I've been thinking about this further as I've been cooking tea.
I think a lot of women have the knee jerk NAMALT reaction because they are, or someday may be, mothers of sons. You see it on threads like these "not my lovely boys" etc. I'm not sure you'd see the same exception made for daughters on male dominated sites, but there we go.
The thing is, the men who treat women like shit are ALL someone's lovely son. These cases of men on sports teams being accused of raping girls and women are a good example. Half a dozen or more men-often boys in their late teens, actually - who either stand by or participate as a vulnerable girl is raped and assaulted.
Not all of those boys are evil monsters. Many of them have been raised "well", in "decent homes". Many of them will have mothers who work, fathers who do housework. Yet they still see a drunk girl as "asking for it" etc.
We need to look at what men are capable of with clear eyes. Even the ones we love. When have you ever heard of the girls hockey team gang raping a drunken man?
I am pregnant with what I think is a son. I have an older daughter.

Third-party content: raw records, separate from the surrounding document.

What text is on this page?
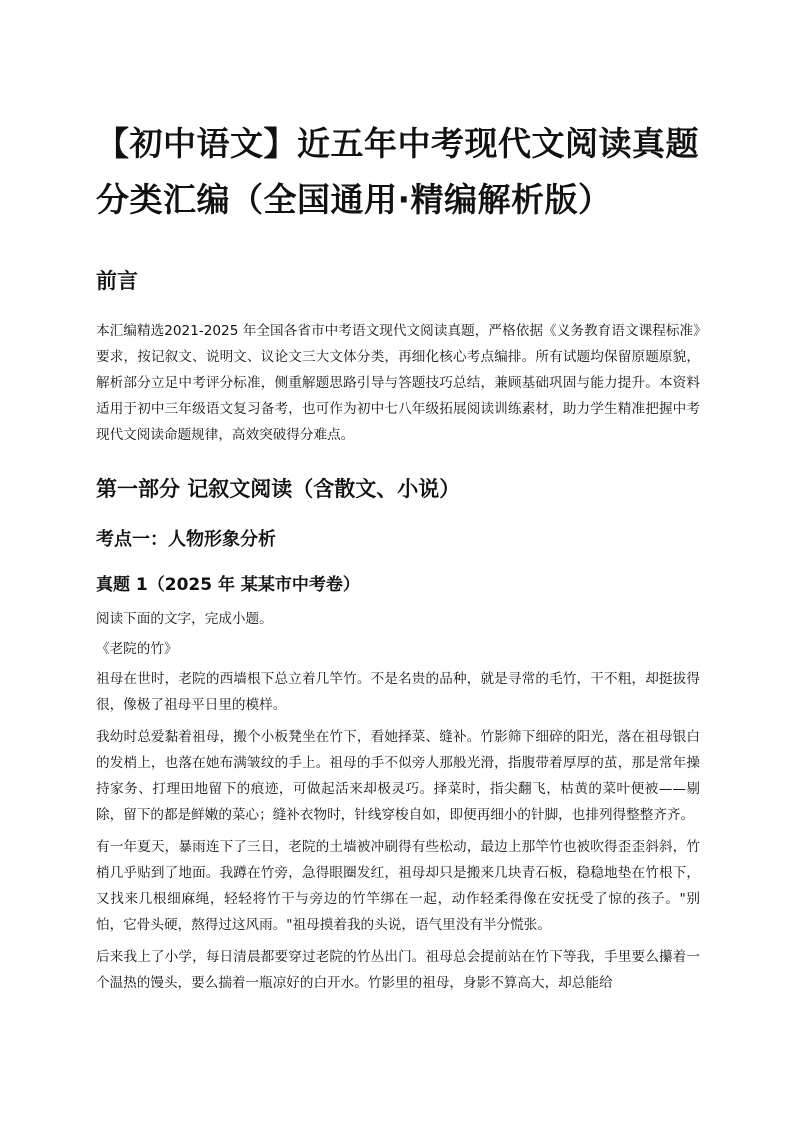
【初中语文】近五年中考现代文阅读真题分类汇编（全国通用·精编解析版）
前言

本汇编精选2021-2025 年全国各省市中考语文现代文阅读真题，严格依据《义务教育语文课程标准》要求，按记叙文、说明文、议论文三大文体分类，再细化核心考点编排。所有试题均保留原题原貌，解析部分立足中考评分标准，侧重解题思路引导与答题技巧总结，兼顾基础巩固与能力提升。本资料适用于初中三年级语文复习备考，也可作为初中七八年级拓展阅读训练素材，助力学生精准把握中考现代文阅读命题规律，高效突破得分难点。

第一部分 记叙文阅读（含散文、小说）
考点一：人物形象分析
真题 1（2025 年 某某市中考卷）

阅读下面的文字，完成小题。

《老院的竹》

祖母在世时，老院的西墙根下总立着几竿竹。不是名贵的品种，就是寻常的毛竹，干不粗，却挺拔得很，像极了祖母平日里的模样。

我幼时总爱黏着祖母，搬个小板凳坐在竹下，看她择菜、缝补。竹影筛下细碎的阳光，落在祖母银白的发梢上，也落在她布满皱纹的手上。祖母的手不似旁人那般光滑，指腹带着厚厚的茧，那是常年操持家务、打理田地留下的痕迹，可做起活来却极灵巧。择菜时，指尖翻飞，枯黄的菜叶便被——剔除，留下的都是鲜嫩的菜心；缝补衣物时，针线穿梭自如，即便再细小的针脚，也排列得整整齐齐。

有一年夏天，暴雨连下了三日，老院的土墙被冲刷得有些松动，最边上那竿竹也被吹得歪歪斜斜，竹梢几乎贴到了地面。我蹲在竹旁，急得眼圈发红，祖母却只是搬来几块青石板，稳稳地垫在竹根下，又找来几根细麻绳，轻轻将竹干与旁边的竹竿绑在一起，动作轻柔得像在安抚受了惊的孩子。"别怕，它骨头硬，熬得过这风雨。"祖母摸着我的头说，语气里没有半分慌张。

后来我上了小学，每日清晨都要穿过老院的竹丛出门。祖母总会提前站在竹下等我，手里要么攥着一个温热的馒头，要么揣着一瓶凉好的白开水。竹影里的祖母，身影不算高大，却总能给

I will do my level best to raise a son well, and not make differences between a boy and a girl, but the real test will not be whether he makes his bed or sees his mum fix the car and his dad weild the hoover - it will be what he does when he is a young man, dealing with the pack mentality of other young men. Or when his wife has a baby. Or when he finds himself part of a sexist conversation at work. Plenty of "nice guys" stand back and keep their mouths shut in these situations, even if they don't actively participate
It's so insidious too. I work in a school, and you always hear comments about boys being more boisterous, or poorly behaved. From my experience, it's not that they can't behave, it's that nobody has expected them to, at least not in the way girls are. Many adults are harder on girls, and will tell them off very quickly, whilst the same behaviour in a boy will sometimes not even evince a comment. When a girl has her behaviour corrected, there seems to be more emotional guilt tripping involved "that isn't nice behaviour, how would you feel" whereas for a boy, it is more punitive "stop that or else". Again, this is just from my own observation.
Men are also encouraged to think of themselves first. When I was 12, I started my periods. I also more or less thought I was Frodo Baggins. I was obsessed with LOTR. During one typically long and painful period, I realised that if I was attacked by orcs at certain times of the month, I'd be fucked, at least unless I'd taken some paracetamol and just changed my pad. Middle earth would have been lost, thanks to my menstrual cycle
joking apart though, boys can "get up and go" in a way girls often feel they can't - at least not without checking the calendar, stocking up on emergency tampons, and keeping an eye out for people who want to rape them. Of course having a normal period shouldn't stop a girl doing anything, but it does when it's seen as something shameful and hidden.